There are many good texts on category theory (Mac Lane, Awodey, Adamek et al) and type theory (Pierce, Harper); there are also many texts relating the two (Crole, Pitts, Lawvere).
What’s lacking, I think, is motivation. It’s hard to excitedly explain the relationship between two complex frameworks, without first explaining where either comes from. I would like to approach them simultaneously and organically, in an attempt to motivate both, and describe why they comprise a very useful view of the world (of mathematics and logic—is there another one?).
To vastly oversimplify, my main point is that both espouse representation independence: they encourage us to understand structures through, and define them by, their interactions with other structures, not by their internal workings.
In the case of mathematics, we typically choose a particular kind of structure (sets, groups, topological spaces, etc.) and then study instances of that structure, and the structure-preserving maps between them (functions, group homomorphisms, continuous functions). Then,
- by defining structures by their interfaces, not their representations, we can easily rule out constructions which don’t respect an interface.
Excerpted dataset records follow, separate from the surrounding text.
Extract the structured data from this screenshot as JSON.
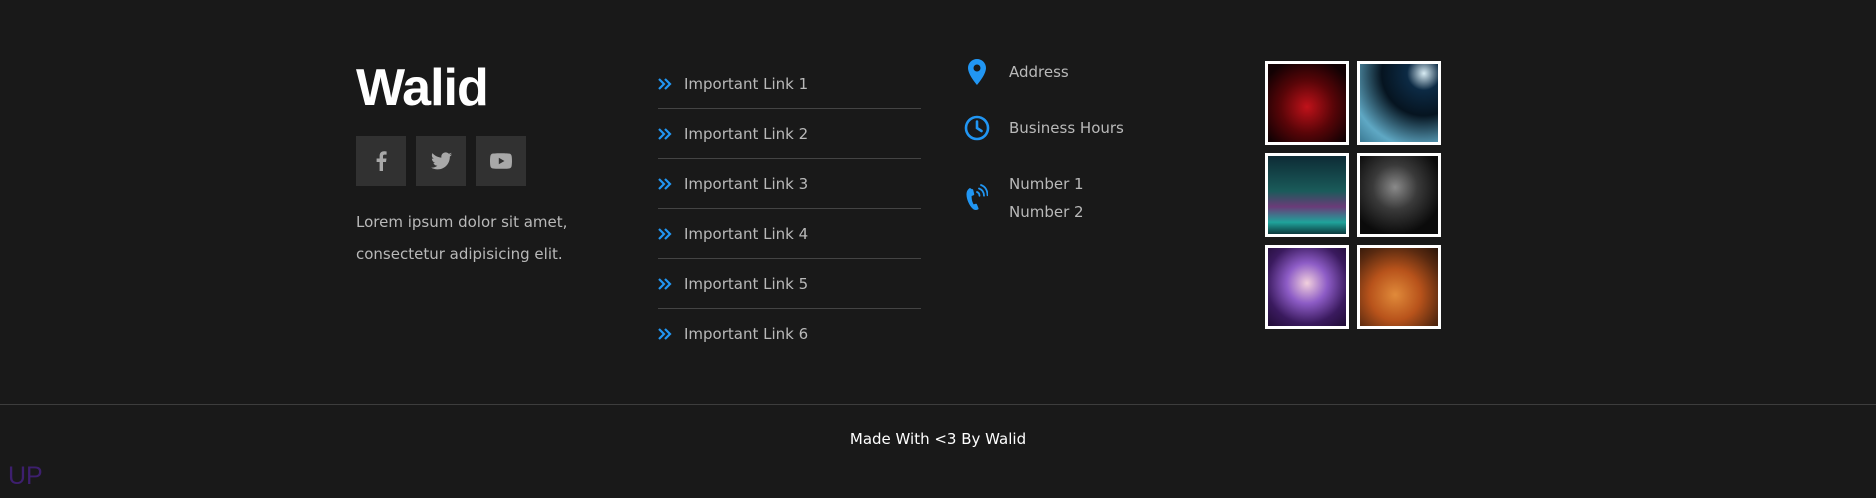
{
  "brand": {
    "name": "Walid"
  },
  "socials": [
    {
      "icon": "facebook-icon"
    },
    {
      "icon": "twitter-icon"
    },
    {
      "icon": "youtube-icon"
    }
  ],
  "about": {
    "line1": "Lorem ipsum dolor sit amet,",
    "line2": "consectetur adipisicing elit."
  },
  "links": [
    "Important Link 1",
    "Important Link 2",
    "Important Link 3",
    "Important Link 4",
    "Important Link 5",
    "Important Link 6"
  ],
  "contact": {
    "address": "Address",
    "hours": "Business Hours",
    "numbers": [
      "Number 1",
      "Number 2"
    ]
  },
  "gallery": [
    {
      "alt": "gallery-image-1"
    },
    {
      "alt": "gallery-image-2"
    },
    {
      "alt": "gallery-image-3"
    },
    {
      "alt": "gallery-image-4"
    },
    {
      "alt": "gallery-image-5"
    },
    {
      "alt": "gallery-image-6"
    }
  ],
  "copyright": "Made With <3 By Walid",
  "up_button": "UP",
  "colors": {
    "background": "#191919",
    "accent": "#2196f3",
    "social_bg": "#313131",
    "divider": "#3d3d3d",
    "up": "#3d1f6e"
  }
}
- by abstracting away from one particular kind of structure, we can seamlessly port some constructions to other, entirely different structures.
- by considering structure abstractly, we have a natural language for discussing (structure-preserving map)-preserving maps between different kinds of structures.
(Perhaps I got carried away at the end there.) In the case of programming languages, we often seek these same properties, approximately in the guise of polymorphism, abstraction, and higher-order functions.
In an indefinite series of blog posts starting here, I will try to explain the high points of the categorical and type-theoretic Weltanschauung, starting from the most basic case, and gradually filling in more details until I give up.
I have no intention of being thorough in either content or rigor; instead, I hope to convince you that these abstractions, while complex at first sight, are in fact quite natural and universal. This tale, as I tell it, was first observed by Lawvere, and has since been elaborated by many categorical logicians and type theorists.